Requirements of LDAP DN Value
All Distinguished Name (DN) values provided in LDAP authentication configuration of IBM® Db2® Data Management Console must follow the syntax that is defined by 'String Representation of Distinguished Names'.
Characters that require escaping from DN
Some 'special characters' are escaped when used in attribute values of any RDN value of a DN value. They are comma (,), semi-column (;), plus (+), less than (<), greater than (>), equals (=), double quote ("), back slash (\), sharp (#) and leading and tailing spaces of an attribute value.
Sharp mark (#), leading and tailing spaces used in attribute values of DN are not supported in IBM Db2 Data Management Console.
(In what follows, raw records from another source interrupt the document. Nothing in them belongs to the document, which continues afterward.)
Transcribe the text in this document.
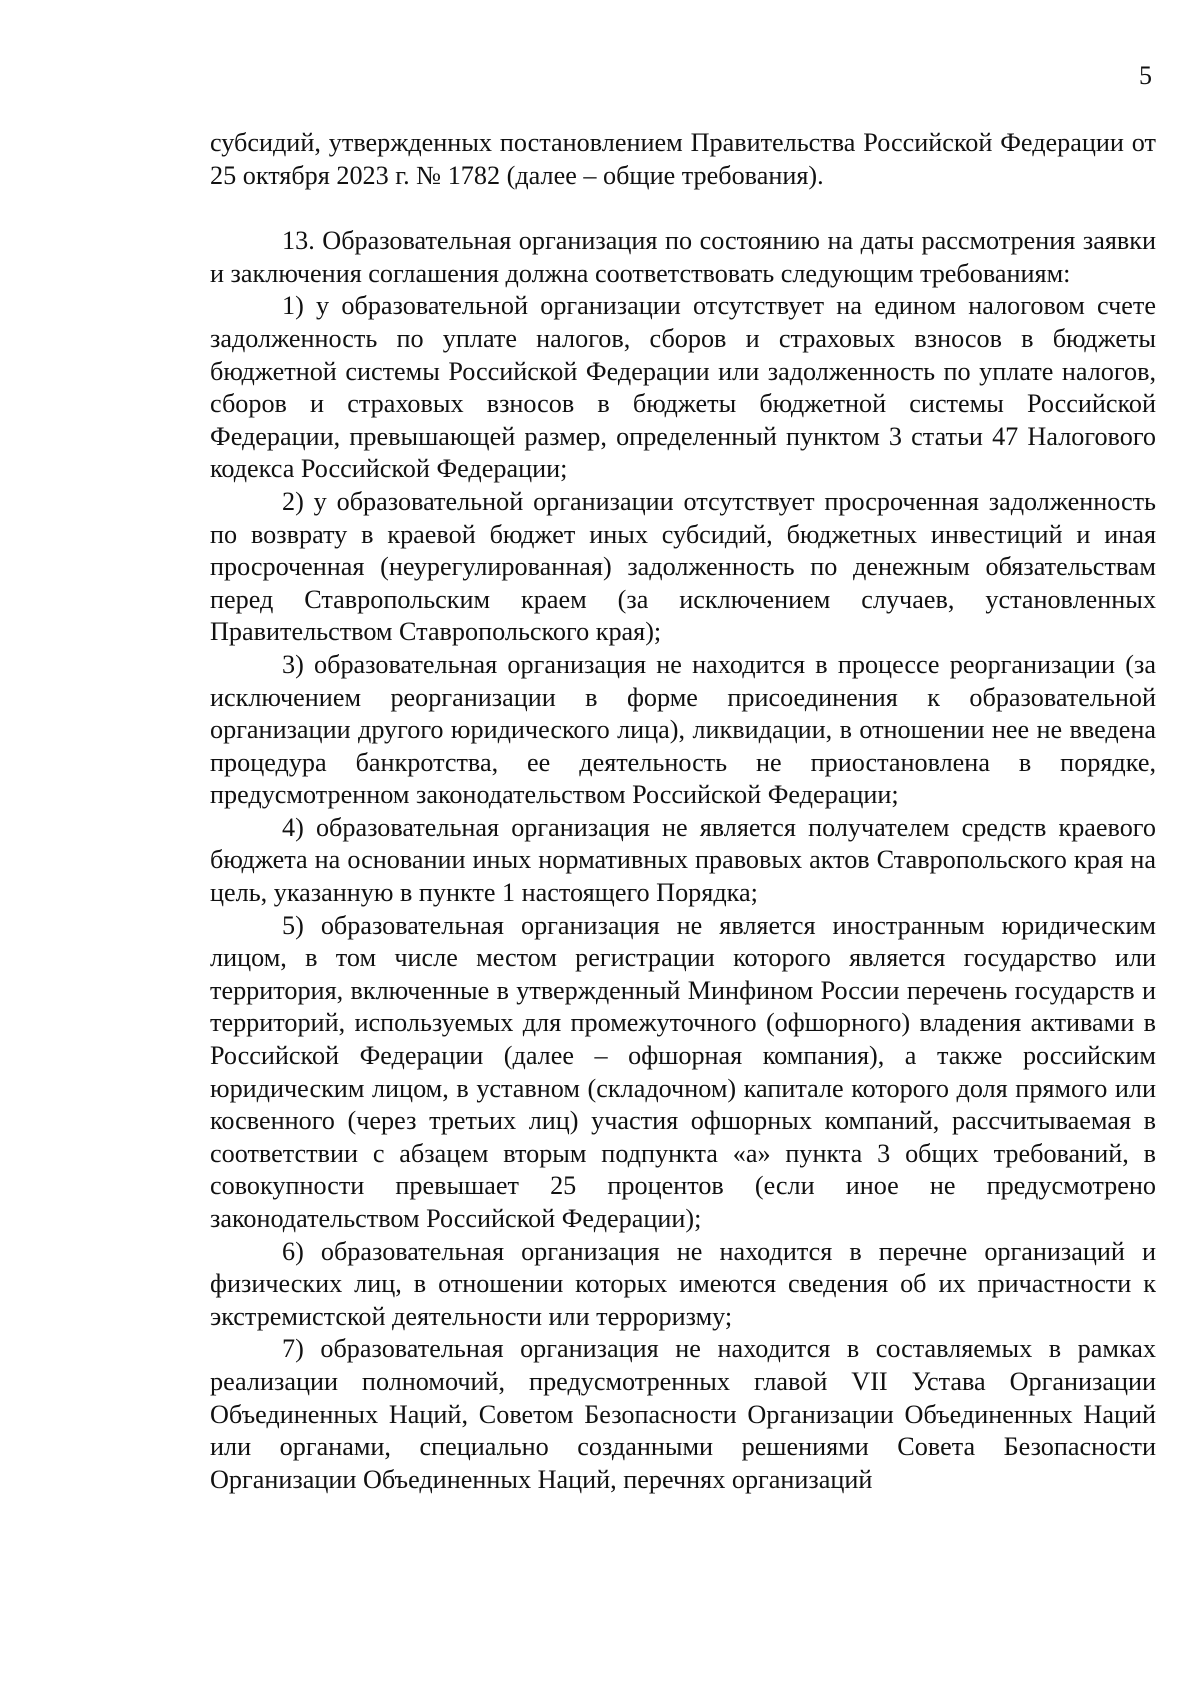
5

субсидий, утвержденных постановлением Правительства Российской Федерации от 25 октября 2023 г. № 1782 (далее – общие требования).

13. Образовательная организация по состоянию на даты рассмотрения заявки и заключения соглашения должна соответствовать следующим требованиям:

1) у образовательной организации отсутствует на едином налоговом счете задолженность по уплате налогов, сборов и страховых взносов в бюджеты бюджетной системы Российской Федерации или задолженность по уплате налогов, сборов и страховых взносов в бюджеты бюджетной системы Российской Федерации, превышающей размер, определенный пунктом 3 статьи 47 Налогового кодекса Российской Федерации;

2) у образовательной организации отсутствует просроченная задолженность по возврату в краевой бюджет иных субсидий, бюджетных инвестиций и иная просроченная (неурегулированная) задолженность по денежным обязательствам перед Ставропольским краем (за исключением случаев, установленных Правительством Ставропольского края);

3) образовательная организация не находится в процессе реорганизации (за исключением реорганизации в форме присоединения к образовательной организации другого юридического лица), ликвидации, в отношении нее не введена процедура банкротства, ее деятельность не приостановлена в порядке, предусмотренном законодательством Российской Федерации;

4) образовательная организация не является получателем средств краевого бюджета на основании иных нормативных правовых актов Ставропольского края на цель, указанную в пункте 1 настоящего Порядка;

5) образовательная организация не является иностранным юридическим лицом, в том числе местом регистрации которого является государство или территория, включенные в утвержденный Минфином России перечень государств и территорий, используемых для промежуточного (офшорного) владения активами в Российской Федерации (далее – офшорная компания), а также российским юридическим лицом, в уставном (складочном) капитале которого доля прямого или косвенного (через третьих лиц) участия офшорных компаний, рассчитываемая в соответствии с абзацем вторым подпункта «а» пункта 3 общих требований, в совокупности превышает 25 процентов (если иное не предусмотрено законодательством Российской Федерации);

6) образовательная организация не находится в перечне организаций и физических лиц, в отношении которых имеются сведения об их причастности к экстремистской деятельности или терроризму;

7) образовательная организация не находится в составляемых в рамках реализации полномочий, предусмотренных главой VII Устава Организации Объединенных Наций, Советом Безопасности Организации Объединенных Наций или органами, специально созданными решениями Совета Безопасности Организации Объединенных Наций, перечнях организаций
Name | Original Character | Escaped Value | Hexadecimal Value |
---|---|---|---|
Comma | , | \, | \2C |
Semicolon | ; | \; | \3B |
Plus | + | \+ | \2B |
Less than | < | \< | \3C |
Greater than | > | \> | \3E |
Equals | = | \= | \3D |
Double quote | " | \" | \22 |
Back slash | \ | \\ | \5C |
CN=Group\, Admin,OU=Groups,DC=example,DC=com
or
CN=Group\2C Admin,OU=Groups,DC=example,DC=com
Control Characters and Spaces
All control characters, hexadecimal values in Unicode from 00 to 1F (otherwise called as C0 controls) and 7F (delete) are not allowed to be used in any value of LDAP authentication configuration data and will be removed.
IBM Db2 Data Management Console only supports common whitespace character (hexadecimal value 20 in Unicode) in authentication configuration data. Non-breaking space (hexadecimal value A0 in Unicode) is not supported, and will be replaced with common whitespace.